Recent studies have indicated that human chorionic gonadotropin may help increase the blood supply to the uterus and participate in the remodeling of the lining of the uterus in preparation for the implanted embryo.
- Promotion of progesterone production from the corpus luteum.
- Angiogenesis of the uterine vasculature.
- Cytotrophoblast differentiation.
- Immunosuppression and blocking of invading trophoblastic cell phagocytosis.
- The growth of the uterus is in line with fetal growth.
- The inactivity of uterine muscle contraction.

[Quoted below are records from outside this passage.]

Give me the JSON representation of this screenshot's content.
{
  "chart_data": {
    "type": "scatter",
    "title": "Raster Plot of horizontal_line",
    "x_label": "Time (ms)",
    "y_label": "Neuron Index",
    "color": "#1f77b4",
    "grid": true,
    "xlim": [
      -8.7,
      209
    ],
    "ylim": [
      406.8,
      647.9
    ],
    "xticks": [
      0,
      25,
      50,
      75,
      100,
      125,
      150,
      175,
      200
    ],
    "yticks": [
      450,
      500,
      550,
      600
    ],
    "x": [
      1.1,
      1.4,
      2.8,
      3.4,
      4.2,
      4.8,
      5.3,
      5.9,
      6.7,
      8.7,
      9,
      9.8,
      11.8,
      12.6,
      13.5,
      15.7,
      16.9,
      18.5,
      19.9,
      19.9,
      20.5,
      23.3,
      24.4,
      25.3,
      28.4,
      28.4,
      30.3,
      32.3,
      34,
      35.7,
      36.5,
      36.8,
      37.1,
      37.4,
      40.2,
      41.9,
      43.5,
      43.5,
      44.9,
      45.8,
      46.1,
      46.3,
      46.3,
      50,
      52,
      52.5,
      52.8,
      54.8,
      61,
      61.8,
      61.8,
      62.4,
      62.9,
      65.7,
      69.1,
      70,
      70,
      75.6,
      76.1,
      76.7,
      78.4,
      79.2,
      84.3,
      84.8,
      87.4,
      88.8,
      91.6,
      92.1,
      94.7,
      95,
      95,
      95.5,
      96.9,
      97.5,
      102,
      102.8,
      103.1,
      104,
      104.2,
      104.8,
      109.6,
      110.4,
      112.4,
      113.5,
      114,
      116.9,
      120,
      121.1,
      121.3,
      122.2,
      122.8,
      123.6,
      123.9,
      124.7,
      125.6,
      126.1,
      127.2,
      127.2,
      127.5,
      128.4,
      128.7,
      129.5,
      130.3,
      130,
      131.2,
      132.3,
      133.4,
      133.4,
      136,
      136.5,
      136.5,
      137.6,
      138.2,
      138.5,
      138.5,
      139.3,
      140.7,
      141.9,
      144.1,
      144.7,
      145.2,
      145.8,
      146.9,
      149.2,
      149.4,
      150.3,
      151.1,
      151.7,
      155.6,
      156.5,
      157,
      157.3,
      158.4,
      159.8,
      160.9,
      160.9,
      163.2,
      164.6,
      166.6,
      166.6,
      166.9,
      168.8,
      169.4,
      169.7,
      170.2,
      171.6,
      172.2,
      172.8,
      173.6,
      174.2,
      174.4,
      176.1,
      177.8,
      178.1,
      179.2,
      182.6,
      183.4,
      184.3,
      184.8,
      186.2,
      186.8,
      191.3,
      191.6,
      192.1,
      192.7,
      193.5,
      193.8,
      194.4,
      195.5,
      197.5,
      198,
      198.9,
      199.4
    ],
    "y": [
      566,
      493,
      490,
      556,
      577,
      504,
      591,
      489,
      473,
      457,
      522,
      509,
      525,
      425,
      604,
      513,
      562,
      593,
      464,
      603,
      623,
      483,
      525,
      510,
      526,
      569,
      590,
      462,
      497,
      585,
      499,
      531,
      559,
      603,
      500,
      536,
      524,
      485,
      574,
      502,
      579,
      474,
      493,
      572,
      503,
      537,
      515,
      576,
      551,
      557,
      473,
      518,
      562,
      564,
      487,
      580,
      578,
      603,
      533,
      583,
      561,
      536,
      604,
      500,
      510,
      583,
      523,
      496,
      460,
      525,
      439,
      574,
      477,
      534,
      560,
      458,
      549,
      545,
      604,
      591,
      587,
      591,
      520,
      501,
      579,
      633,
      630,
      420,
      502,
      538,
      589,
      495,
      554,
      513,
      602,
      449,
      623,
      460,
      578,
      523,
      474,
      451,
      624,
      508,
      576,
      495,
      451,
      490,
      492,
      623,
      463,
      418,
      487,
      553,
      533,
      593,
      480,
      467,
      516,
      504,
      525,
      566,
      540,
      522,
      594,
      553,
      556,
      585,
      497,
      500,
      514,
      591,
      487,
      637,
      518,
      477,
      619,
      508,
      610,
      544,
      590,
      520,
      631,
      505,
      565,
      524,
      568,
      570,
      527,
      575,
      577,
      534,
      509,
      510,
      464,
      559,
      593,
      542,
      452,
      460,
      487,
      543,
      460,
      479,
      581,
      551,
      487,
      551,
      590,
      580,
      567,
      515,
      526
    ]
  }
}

- Promotion of growth and differentiation of fetal organs.
- Growth and development of the umbilical cord.
- Endometrial blastocyst signals before implantation.
HCG in sperm and receptors found in the fallopian tubes, suggesting pre-pregnancy communication
The hCG receptors in the brain hippocampus, hypothalamus, and brainstem can cause nausea and vomiting during pregnancy.
How is human chorionic gonadotropin controlled?
Human chorionic gonadotropin is produced by trophoblast cells surrounding the developing embryo at approximately five days of pregnancy.
The amount of human chorionic gonadotropin in the bloodstream doubles every 2-3 days as the development of the embryo and placenta continues and levels peak around six weeks of pregnancy.
After this peak, human chorionic gonadotropin levels decline (although they remain detectable during pregnancy).
Once the placenta is established, it becomes the primary source of progesterone production (around week 12 of pregnancy), and human chorionic gonadotropin is no longer needed to maintain ovarian function.
However, human chorionic gonadotropin may have additional beneficial effects in the later stages of pregnancy; researchers are currently investigating such roles.
Maternal blood levels
Levels peak at 8 to 10 weeks of pregnancy, then decrease and are lower throughout the remainder of the pregnancy.
- 0-1 week: 0-50 mIU / ml.
- 1-2 weeks: 40-300 mIU / ml.
- 3-4 weeks: 500-6,000 mIU / ml.
- 1-2 months: 5,000-200,000 mIU / ml.
- 2-3 months: 10,000-100,000 mIU / ml.
- 2do trimestre: 3,000-50,000 mIU / ml.
- 3rd trimester: 1,000-50,000 mIU / ml.
Non-pregnant women: <5.0 mIU / ml Postmenopausal women: <9.5 mIU / ml.
What happens if I have excess human chorionic gonadotropin?
There is no substantial evidence that high levels of human chorionic gonadotropin cause direct negative consequences.
Very high levels of human chorionic gonadotropin are rare. Still, they may indicate hyperproliferation of the placenta (also known as hydatidiform moles or molar pregnancies), which in some cases can lead to cancer (choriocarcinomas).
Human chorionic gonadotropin levels can also be elevated in association with cancers unrelated to pregnancy (e.g., kidney, breast, lung, and gastrointestinal tract). In such cases, human chorionic gonadotropin levels in the blood/urine can serve as a tumor marker.
In pregnancy, a link between elevated human chorionic gonadotropin levels and Down syndrome development has also been suggested.
Studies have shown that human chorionic gonadotropin levels in a Down syndrome pregnancy are approximately twice that of an unaffected pregnancy.
However, high levels of human chorionic gonadotropin do not cause Down syndrome (instead, it is caused by an extra chromosome at position 21).